COVID: Singapore public healthcare workers to get up to $4,000 – Ong Ye Kung

·Editorial Team
·2-min read
A healthcare worker is pictured at a swabbing station during the coronavirus disease (COVID-19) outbreak in Singapore January 25, 2021. REUTERS/Edgar Su
A healthcare worker is pictured at a swabbing station during the coronavirus disease outbreak in Singapore. (Reuters file photo)

SINGAPORE — Public healthcare workers in Singapore will receive a cash award of up to $4,000 for their contributions to the fight against COVID-19, said Health Minister Ong Ye Kung on Friday (5 November).

The announcement, made at the National Medical Excellence Awards (NMEA) ceremony, will see some 100,000 workers from eligible publicly-funded healthcare organisations receive the COVID-19 Healthcare Award.

They include those working under the National Healthcare Group, National University Health System, and SingHealth.

The award will also be extended to publicly-funded community care organisations that provide healthcare services, said the Ministry of Health (MOH) in a media release.

These include community hospitals that take in COVID-19 patients as well as nursing homes and dialysis centres "that have expanded their capacity and worked tirelessly to keep vulnerable elderly in need of nursing care out of hospitals and free up hospital beds", MOH added.

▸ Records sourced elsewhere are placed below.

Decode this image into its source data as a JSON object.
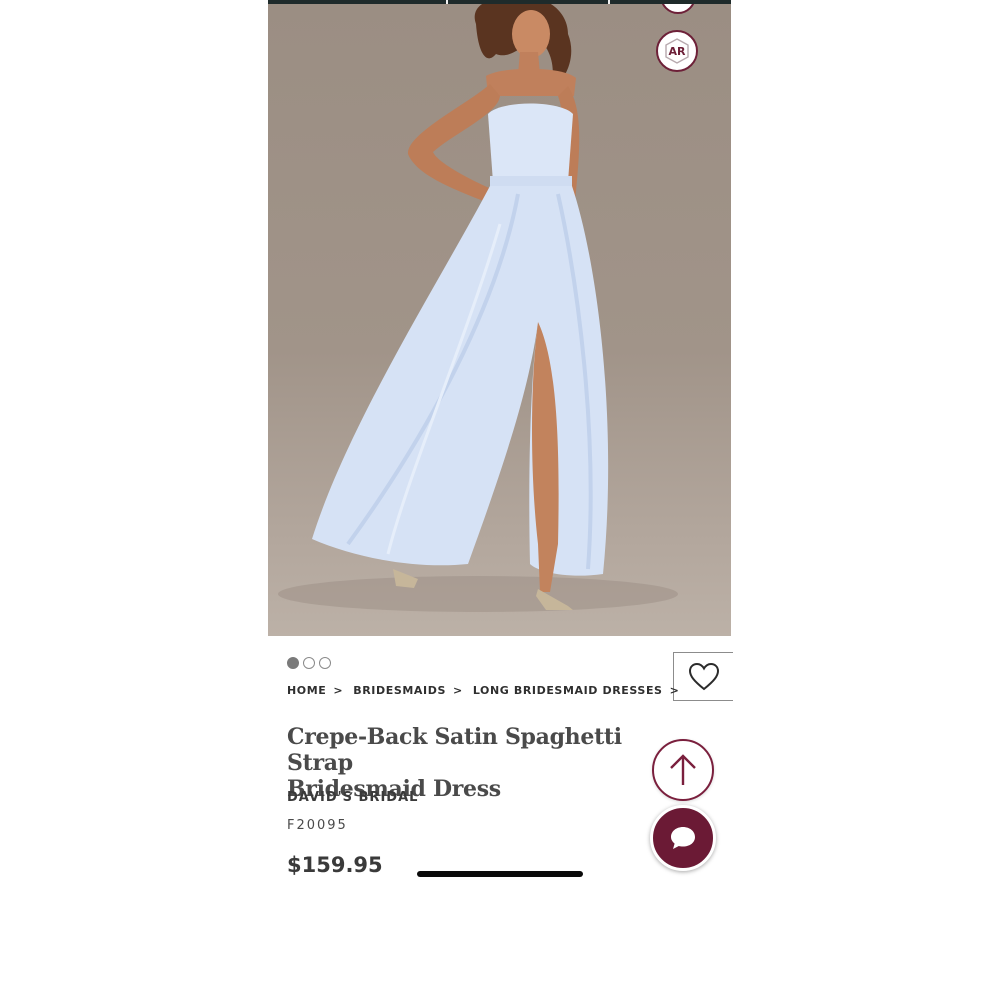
{
  "product": {
    "image_alt": "Model wearing light blue satin spaghetti strap gown",
    "ar_label": "AR",
    "carousel": {
      "total": 3,
      "active": 1
    },
    "breadcrumb": [
      "HOME",
      "BRIDESMAIDS",
      "LONG BRIDESMAID DRESSES"
    ],
    "breadcrumb_separator": ">",
    "title_line1": "Crepe-Back Satin Spaghetti Strap",
    "title_line2": "Bridesmaid Dress",
    "brand": "DAVID'S BRIDAL",
    "sku": "F20095",
    "price": "$159.95"
  },
  "icons": {
    "wishlist": "heart-outline-icon",
    "scroll_top": "arrow-up-icon",
    "chat": "chat-bubble-icon",
    "ar": "ar-hexagon-icon"
  },
  "colors": {
    "brand_accent": "#6b1a35",
    "background_photo": "#a19489",
    "dress": "#d9e4f6"
  }
}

"(The award) serves as a recognition of the contribution and dedication of healthcare staff throughout this fight," said MOH, adding that they have been under significant strain after over 20 months of fighting the pandemic.

A grant of $10,000 will also be extended to public health preparedness clinics (PHPC) each for their efforts in the fight against the disease.

The award will be given to eligible workers of the public healthcare institutions in December. The PHPCs and workers of the community care organisations will be awarded in the first quarter of next year.

“While riding the transmission wave is a necessary process to living with COVID-19, the high number of cases has resulted in strong demand for healthcare services and very high workload in the public hospitals, including the intensive care units and emergency departments," said MOH.

"As various sectors begin to resume their full operations and with society progressively restarting more activities, the healthcare sector continues to face intense pressure as the last line of defence."